Chloé: Quite quickly, we wanted to situate ourselves within art history. We reflected on artist collectives that had worked on this notion, and we soon arrived at the Surrealists and the practice of the exquisite corpse, a well-known collective form. From there, we developed the idea of creating links between their works while clearly identifying series for each artist. We chose to articulate them according to the principle of Dorica Castra, a literary figure in which the last syllable of a word is taken up at the beginning of the next. We transposed this to photography: the last image of one series echoed the first of the next.

Salomé: There was also within Hors Format a strong desire to work collectively, to the point where individual photography no longer existed as such. They wanted a resolutely surrealist collage, evoking the 1920s and 1930s. This gave rise to a central installation, a deliberately cacophonous ensemble of images taken out of their original context, linking the different series.
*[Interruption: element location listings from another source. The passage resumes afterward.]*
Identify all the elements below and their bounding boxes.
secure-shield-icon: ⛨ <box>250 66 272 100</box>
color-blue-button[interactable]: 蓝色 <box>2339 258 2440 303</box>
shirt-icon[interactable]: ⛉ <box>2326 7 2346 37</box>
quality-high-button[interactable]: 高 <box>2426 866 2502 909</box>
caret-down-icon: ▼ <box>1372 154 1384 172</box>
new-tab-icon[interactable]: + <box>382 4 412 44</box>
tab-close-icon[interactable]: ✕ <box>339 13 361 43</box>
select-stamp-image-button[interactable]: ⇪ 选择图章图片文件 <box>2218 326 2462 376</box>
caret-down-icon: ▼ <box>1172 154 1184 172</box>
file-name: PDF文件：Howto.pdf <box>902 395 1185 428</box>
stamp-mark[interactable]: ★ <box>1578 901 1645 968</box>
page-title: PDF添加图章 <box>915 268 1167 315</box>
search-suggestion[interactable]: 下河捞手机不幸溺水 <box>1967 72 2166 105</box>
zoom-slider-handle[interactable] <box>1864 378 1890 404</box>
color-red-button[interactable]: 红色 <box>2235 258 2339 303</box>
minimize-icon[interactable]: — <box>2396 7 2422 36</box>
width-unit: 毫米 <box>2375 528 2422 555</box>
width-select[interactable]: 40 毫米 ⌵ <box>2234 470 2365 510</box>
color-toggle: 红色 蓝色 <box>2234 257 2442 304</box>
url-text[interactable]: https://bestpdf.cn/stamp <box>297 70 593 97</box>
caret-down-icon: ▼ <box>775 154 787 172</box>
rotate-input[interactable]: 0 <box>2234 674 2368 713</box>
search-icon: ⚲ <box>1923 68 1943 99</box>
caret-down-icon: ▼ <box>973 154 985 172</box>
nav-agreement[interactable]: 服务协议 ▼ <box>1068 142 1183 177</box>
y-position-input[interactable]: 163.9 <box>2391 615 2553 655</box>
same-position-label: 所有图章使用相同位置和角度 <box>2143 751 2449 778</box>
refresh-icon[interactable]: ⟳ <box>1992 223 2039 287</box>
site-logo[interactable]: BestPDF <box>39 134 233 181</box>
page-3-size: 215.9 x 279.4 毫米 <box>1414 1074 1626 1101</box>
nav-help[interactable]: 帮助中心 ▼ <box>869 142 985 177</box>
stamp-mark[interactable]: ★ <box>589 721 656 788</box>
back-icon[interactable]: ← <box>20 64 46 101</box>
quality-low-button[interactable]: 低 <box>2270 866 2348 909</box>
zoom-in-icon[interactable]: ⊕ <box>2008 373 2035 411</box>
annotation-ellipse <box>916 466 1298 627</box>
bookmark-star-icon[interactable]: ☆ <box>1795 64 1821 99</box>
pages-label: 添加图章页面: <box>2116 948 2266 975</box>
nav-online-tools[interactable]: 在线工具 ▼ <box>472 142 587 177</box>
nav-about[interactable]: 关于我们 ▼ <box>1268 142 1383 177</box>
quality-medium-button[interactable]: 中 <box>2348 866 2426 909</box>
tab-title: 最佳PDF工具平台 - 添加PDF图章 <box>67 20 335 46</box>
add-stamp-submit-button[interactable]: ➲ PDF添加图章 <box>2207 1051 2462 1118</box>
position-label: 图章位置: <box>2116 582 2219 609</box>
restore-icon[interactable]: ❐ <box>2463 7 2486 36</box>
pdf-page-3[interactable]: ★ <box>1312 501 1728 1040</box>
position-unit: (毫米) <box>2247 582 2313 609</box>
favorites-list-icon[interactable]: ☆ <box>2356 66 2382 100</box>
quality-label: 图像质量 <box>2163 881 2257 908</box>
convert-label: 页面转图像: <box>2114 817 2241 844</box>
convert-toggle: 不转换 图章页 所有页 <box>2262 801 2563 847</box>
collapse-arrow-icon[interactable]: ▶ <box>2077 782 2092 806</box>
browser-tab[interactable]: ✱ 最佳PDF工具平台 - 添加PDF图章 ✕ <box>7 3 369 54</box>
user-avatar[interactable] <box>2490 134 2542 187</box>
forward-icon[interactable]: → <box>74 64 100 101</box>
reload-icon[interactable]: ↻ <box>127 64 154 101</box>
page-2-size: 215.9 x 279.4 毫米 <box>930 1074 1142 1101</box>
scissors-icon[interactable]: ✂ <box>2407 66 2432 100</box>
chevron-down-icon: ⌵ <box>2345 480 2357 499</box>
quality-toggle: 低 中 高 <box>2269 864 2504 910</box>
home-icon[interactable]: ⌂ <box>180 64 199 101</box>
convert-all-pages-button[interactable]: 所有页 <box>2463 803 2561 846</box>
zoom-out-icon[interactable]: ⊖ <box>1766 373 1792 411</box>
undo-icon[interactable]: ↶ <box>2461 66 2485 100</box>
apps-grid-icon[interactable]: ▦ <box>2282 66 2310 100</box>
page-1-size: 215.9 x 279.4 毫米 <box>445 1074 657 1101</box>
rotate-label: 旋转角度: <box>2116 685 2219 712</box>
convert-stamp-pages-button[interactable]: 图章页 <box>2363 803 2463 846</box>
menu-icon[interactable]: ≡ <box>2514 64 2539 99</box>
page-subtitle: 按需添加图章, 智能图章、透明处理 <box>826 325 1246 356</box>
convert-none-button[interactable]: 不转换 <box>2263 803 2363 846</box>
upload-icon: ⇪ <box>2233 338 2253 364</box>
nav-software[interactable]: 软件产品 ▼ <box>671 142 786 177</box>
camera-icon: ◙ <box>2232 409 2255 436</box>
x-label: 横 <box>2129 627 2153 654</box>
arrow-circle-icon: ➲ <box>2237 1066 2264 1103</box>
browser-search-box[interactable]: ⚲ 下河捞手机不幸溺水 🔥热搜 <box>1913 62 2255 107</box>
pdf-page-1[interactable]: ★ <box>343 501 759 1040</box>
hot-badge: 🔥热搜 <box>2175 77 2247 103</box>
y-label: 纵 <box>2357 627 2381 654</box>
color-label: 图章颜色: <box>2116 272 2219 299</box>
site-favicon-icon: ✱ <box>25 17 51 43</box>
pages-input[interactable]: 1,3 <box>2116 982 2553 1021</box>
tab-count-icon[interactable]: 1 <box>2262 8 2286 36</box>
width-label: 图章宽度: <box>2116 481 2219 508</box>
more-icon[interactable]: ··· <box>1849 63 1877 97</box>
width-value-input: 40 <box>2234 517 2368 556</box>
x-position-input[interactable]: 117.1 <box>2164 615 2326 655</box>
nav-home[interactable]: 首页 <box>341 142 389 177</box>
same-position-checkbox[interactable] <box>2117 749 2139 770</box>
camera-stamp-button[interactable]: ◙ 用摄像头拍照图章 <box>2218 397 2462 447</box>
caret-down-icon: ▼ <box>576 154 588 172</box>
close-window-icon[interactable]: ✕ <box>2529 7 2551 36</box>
Coline: The venue lent itself particularly well to this approach: Sample, in Bagnolet, offers a central space with a great ceiling height. This allowed us to imagine the exhibition in a circular form, a readable path in all directions, with this central totem as a point of convergence. The exhibition title also referred to this Dorica Castra, to this endless loop: Comme une forme commune (Like a Common Form).

 

How is your work organised as a trio within Vives!?

Chloé: In principle, Salomé is the queen of scenography. For this first project, she was the one who imagined the totem. I focused mainly on the texts and the concept, and Coline was more involved in production.

Chloé: It all happened very naturally. We were lucky to discover just how complementary our strengths were.

 

Why do you prefer the term “image professionals” to “curators” to define your collective?

Coline: We chose not to include the term “curator” because we wanted to propose something more global. In a more traditional framework, a curator often calls on a scenographer or other professions. On our side, the three of us form a kind of “package” that allows us to conceive an exhibition in its entirety.

 

The collective was founded in 2025. What will 2026 look like?

Salomé: We’ll soon be celebrating our first anniversary. We’re working on it with a lot of enthusiasm and ambition. Most likely in the spring, we’ll launch an exhibition accompanied by a festive moment, as well as portfolio readings. The idea is to support artists, to discover and meet photographers, to nourish our perspective with new images and to reflect on possible forms of collaboration. We also aim to produce a more personal exhibition in Seine-Saint-Denis in the autumn.

Coline: We are rooted in the north-eastern quarter of the Paris suburbs. The association is based in Pantin, with a desire to be fully embedded in this territory, which is particularly dynamic culturally: former industrial sites, rehabilitated factories, As the three of us all live in this area, it seemed essential to anchor ourselves here and to contribute to decentralising Parisian cultural events, to develop proposals elsewhere.

Chloé: This will be a curatorial project in the département 93 that we will carry from start to finish: a project we will design, with artists we will choose, following an eco-design approach, combining new productions and existing works. Vives! was born from this idea: to give works a new life, to put them back into circulation. The name also refers to white water, to the notion of circulation.